Micronization of titanocene dichloride by rapid expansion of supercritical solution and its ethylene polymerization

Abstract

One of the existent problems of metallocene catalyst is the difficulty in controlling its polymer morphology in despite of its numerous advantages. According to the morphology replication nature of ethylene polymerization, the polymer morphology could be improved by controlling the morphology of catalyst particle. The catalyst microparticles with narrow particle size distribution were obtained by rapid expansion from a supercritical solution (RESS). Propane was chosen as a supercritical solvent to micronize Cp 2TiCl 2 as metallocene catalyst sample. The ethylene polymerization was conducted in hexane medium. Cp 2TiCl 2 solubility in supercritical propane was studied at temperature of 393.15 and 403.15 K and in the pressure range from 10 to 35 MPa.
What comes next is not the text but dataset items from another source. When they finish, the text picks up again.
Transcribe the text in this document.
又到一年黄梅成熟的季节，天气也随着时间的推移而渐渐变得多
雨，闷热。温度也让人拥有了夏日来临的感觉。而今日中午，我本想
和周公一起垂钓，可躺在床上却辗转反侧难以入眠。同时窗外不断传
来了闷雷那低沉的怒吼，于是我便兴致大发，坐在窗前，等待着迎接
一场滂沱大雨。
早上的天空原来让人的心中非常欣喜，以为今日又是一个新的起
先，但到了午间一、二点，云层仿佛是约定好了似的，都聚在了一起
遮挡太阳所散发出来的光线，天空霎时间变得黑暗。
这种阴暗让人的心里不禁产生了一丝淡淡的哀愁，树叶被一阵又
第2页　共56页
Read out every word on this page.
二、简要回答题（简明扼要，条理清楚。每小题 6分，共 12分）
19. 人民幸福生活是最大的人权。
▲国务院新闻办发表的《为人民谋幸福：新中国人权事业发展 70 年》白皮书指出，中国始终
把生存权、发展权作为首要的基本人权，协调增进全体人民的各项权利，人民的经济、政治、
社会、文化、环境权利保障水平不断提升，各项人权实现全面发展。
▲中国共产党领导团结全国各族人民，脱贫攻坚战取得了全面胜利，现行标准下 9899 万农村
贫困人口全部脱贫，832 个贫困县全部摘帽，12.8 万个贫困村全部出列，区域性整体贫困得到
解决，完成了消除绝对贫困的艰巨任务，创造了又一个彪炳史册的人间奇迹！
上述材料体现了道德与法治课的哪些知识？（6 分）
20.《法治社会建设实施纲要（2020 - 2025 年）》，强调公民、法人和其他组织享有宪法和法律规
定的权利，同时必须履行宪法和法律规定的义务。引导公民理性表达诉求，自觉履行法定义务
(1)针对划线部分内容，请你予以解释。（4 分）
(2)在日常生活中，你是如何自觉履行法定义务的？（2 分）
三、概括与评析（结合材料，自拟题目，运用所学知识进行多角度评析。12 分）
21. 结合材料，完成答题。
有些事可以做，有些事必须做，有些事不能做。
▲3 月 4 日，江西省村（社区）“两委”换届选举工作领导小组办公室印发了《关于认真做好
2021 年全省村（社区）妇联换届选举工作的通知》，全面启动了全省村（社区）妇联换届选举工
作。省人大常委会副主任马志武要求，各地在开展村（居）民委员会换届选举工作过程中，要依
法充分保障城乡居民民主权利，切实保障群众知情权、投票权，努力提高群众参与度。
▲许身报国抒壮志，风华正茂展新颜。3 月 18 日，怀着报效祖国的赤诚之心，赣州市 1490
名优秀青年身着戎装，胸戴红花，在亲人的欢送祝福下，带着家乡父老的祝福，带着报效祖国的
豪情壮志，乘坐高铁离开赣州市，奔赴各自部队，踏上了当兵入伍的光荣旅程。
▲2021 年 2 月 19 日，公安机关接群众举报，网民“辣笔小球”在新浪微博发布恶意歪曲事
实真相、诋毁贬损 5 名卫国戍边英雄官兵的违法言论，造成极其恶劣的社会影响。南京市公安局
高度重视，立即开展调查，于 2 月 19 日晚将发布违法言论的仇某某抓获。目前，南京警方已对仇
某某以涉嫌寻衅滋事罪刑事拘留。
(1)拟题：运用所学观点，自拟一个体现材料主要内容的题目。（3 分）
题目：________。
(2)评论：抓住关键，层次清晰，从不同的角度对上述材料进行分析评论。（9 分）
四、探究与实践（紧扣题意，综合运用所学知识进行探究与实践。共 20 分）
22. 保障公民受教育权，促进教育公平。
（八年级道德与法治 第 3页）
The solubility data were fitted by using the Peng–Robinson (PR) equation of state with the AARD of 2.32%. RESS experiments were performed at different operation conditions, including solute concentration, pre-expansion temperature and pressure, nozzle length and diameter, sample collection distance and fluid flow rate, etc. Quasi-spherical and spherical particles of catalyst with several microns size were obtained and tested through ethylene slurry polymerization. Compared with the original catalyst particles, the size distribution and morphology of reformed catalyst particles and the related polymer were rapidly improved. Based on the analysis of SEM photos, three levels structure of particles prepared by RESS were revealed by scale-up of catalyst during polymerization. These multi-level particles were primary particle, globule and particle, respectively. Simultaneously, the primary particle size was determined to tens of nanometers because there was a one-to-one correspondence between catalyst and polymer at the microparticle, mesoparticle and macroparticle level scales. The size of the primary particle was consonant with the size calculated by model in literature.